Blinded by the sun: you could be liable
Unfortunately, the short answer to the question is yes, you could be held liable for damage in such a situation. That’s according to the Direct Compensation Agreement, which is used to establish the liability of drivers in Québec for these types of accidents.
In determining the liability of the parties involved in an accident covered by the Agreement, climatic factors such as sun glare, slippery roadways, or reduced visibility due to a storm, for example, will not be considered. The Agreement takes into account, among other things, the movement and position of vehicles during impact.
Therefore, in the case of an accident caused by sun glare, the insurer will not take sun glare into account when determining the percentage that the driver was at fault. Liability is instead based on the type of collision that occurred and the fault charts provided in the Agreement.

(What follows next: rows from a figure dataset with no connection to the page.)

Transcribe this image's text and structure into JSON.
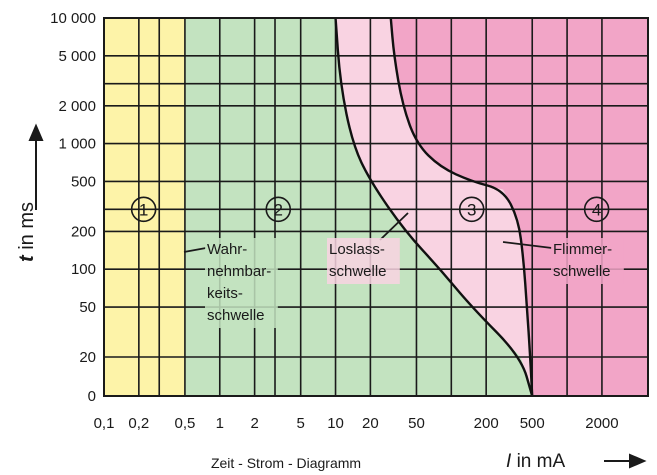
{
  "chart_data": {
    "type": "area",
    "caption": "Zeit - Strom - Diagramm",
    "ylabel_var": "t",
    "ylabel_unit": "in ms",
    "xlabel_var": "I",
    "xlabel_unit": "in mA",
    "x_scale": "log",
    "y_scale": "log",
    "x_ticks": [
      {
        "v": 0.1,
        "label": "0,1"
      },
      {
        "v": 0.2,
        "label": "0,2"
      },
      {
        "v": 0.5,
        "label": "0,5"
      },
      {
        "v": 1,
        "label": "1"
      },
      {
        "v": 2,
        "label": "2"
      },
      {
        "v": 5,
        "label": "5"
      },
      {
        "v": 10,
        "label": "10"
      },
      {
        "v": 20,
        "label": "20"
      },
      {
        "v": 50,
        "label": "50"
      },
      {
        "v": 200,
        "label": "200"
      },
      {
        "v": 500,
        "label": "500"
      },
      {
        "v": 2000,
        "label": "2000"
      }
    ],
    "y_ticks": [
      {
        "v": 10000,
        "label": "10 000"
      },
      {
        "v": 5000,
        "label": "5 000"
      },
      {
        "v": 2000,
        "label": "2 000"
      },
      {
        "v": 1000,
        "label": "1 000"
      },
      {
        "v": 500,
        "label": "500"
      },
      {
        "v": 200,
        "label": "200"
      },
      {
        "v": 100,
        "label": "100"
      },
      {
        "v": 50,
        "label": "50"
      },
      {
        "v": 20,
        "label": "20"
      },
      {
        "v": 0,
        "label": "0"
      }
    ],
    "zones": [
      {
        "id": "1",
        "label": "1",
        "color": "#fdf3a8",
        "x_from": 0.1,
        "x_to": 0.5
      },
      {
        "id": "2",
        "label": "2",
        "color": "#c3e3c0",
        "x_from": 0.5,
        "x_to": "Loslassschwelle"
      },
      {
        "id": "3",
        "label": "3",
        "color": "#f9d3e2",
        "x_from": "Loslassschwelle",
        "x_to": "Flimmerschwelle"
      },
      {
        "id": "4",
        "label": "4",
        "color": "#f2a5c7",
        "x_from": "Flimmerschwelle",
        "x_to": 5000
      }
    ],
    "curves": [
      {
        "name": "Loslassschwelle",
        "points": [
          [
            10,
            10000
          ],
          [
            11,
            3000
          ],
          [
            14,
            1000
          ],
          [
            20,
            500
          ],
          [
            40,
            200
          ],
          [
            80,
            100
          ],
          [
            150,
            50
          ],
          [
            400,
            20
          ],
          [
            500,
            0
          ]
        ]
      },
      {
        "name": "Flimmerschwelle",
        "points": [
          [
            30,
            10000
          ],
          [
            32,
            5000
          ],
          [
            38,
            2000
          ],
          [
            50,
            1000
          ],
          [
            80,
            650
          ],
          [
            150,
            500
          ],
          [
            280,
            430
          ],
          [
            380,
            250
          ],
          [
            420,
            120
          ],
          [
            450,
            50
          ],
          [
            480,
            20
          ],
          [
            500,
            0
          ]
        ]
      }
    ],
    "annotations": [
      {
        "lines": [
          "Wahr-",
          "nehmbar-",
          "keits-",
          "schwelle"
        ],
        "target_zone": "2"
      },
      {
        "lines": [
          "Loslass-",
          "schwelle"
        ],
        "target_curve": "Loslassschwelle"
      },
      {
        "lines": [
          "Flimmer-",
          "schwelle"
        ],
        "target_curve": "Flimmerschwelle"
      }
    ],
    "grid": true
  }
}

For example, if two vehicles are travelling in opposite directions, but one of them crosses the centre line and a collision occurs, the driver of the vehicle that crossed the centre line will be held fully liable for the collision, whether or not they were blinded by the sun.
However, if in the same scenario the position of the vehicles could not be determined at the time of the collision, each motorist would be 50% liable. You can simulate different scenarios on the Groupement des assureurs automobiles website to help you understand the fault charts used under the Agreement to determine liability in a collision.
There is even an “Other cases” section with fault charts for failing to obey a traffic signal, colliding while reversing and making a U-turn, opening a door, and even chain collisions, pile-ups, and collisions in a parking lot.
None of the fault charts take into account sun glare. To deal with sun glare, drivers are advised to wear sunglasses or use their vehicle’s sun visors. In very extreme cases, where visibility is zero or the weather is so hazardous that you can’t see the road properly, you should turn on your hazard lights and pull over to the shoulder if you feel it is safe to do so.